Sir, - Two letters on immigration in your columns invite response. Gerry Loughrey (March 31st) talks of the 90 per cent or so refusal rate of asylum-seekers, as if it were a peculiarly Irish phenomenon. On the contrary, it is the norm. He talks of Irish people applying for visas to the USA in the 1980s. That is precisely the point: they asked permission to immigrate and did not use the asylum process to circumvent immigration law - the modern form of invasion. As for work permits for non-nationals, we are part of an EU labour market with 11.8 per cent unemployment. If that cannot fill the labour needs of a country which composes 1 per cent of the EU, it is very strange. As John O'Donoghue said in the Dail in March 1998, "No European country actively seeks migrant labour from outside the EU".

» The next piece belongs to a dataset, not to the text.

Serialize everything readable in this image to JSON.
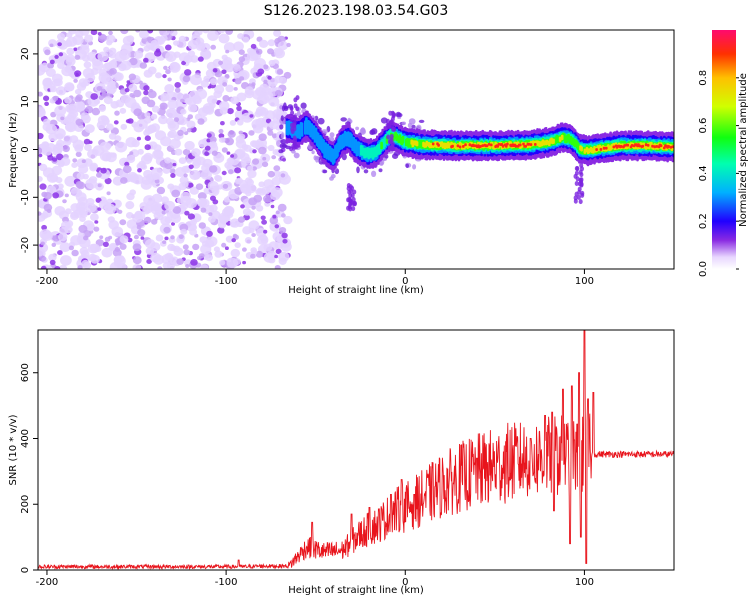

He urges us in his final paragraph to be "mature Europeans" and accept political and - note - economic refugees. If he looks at almost any country in Europe he will see the "mature Europeans" tearing their hair out in a desperate effort to find some way to cope with the unwanted influx.
Of Sean Crudden's letter (April 1st - or is that the point?) there is nothing to be said of his Trotskyist agenda other than that is so far off the political scale that it will find infinitesimal representation in this country. - Yours, etc.,
Aine Ni Chonaill, PRO, Immigration Control Platform, Dublin 2.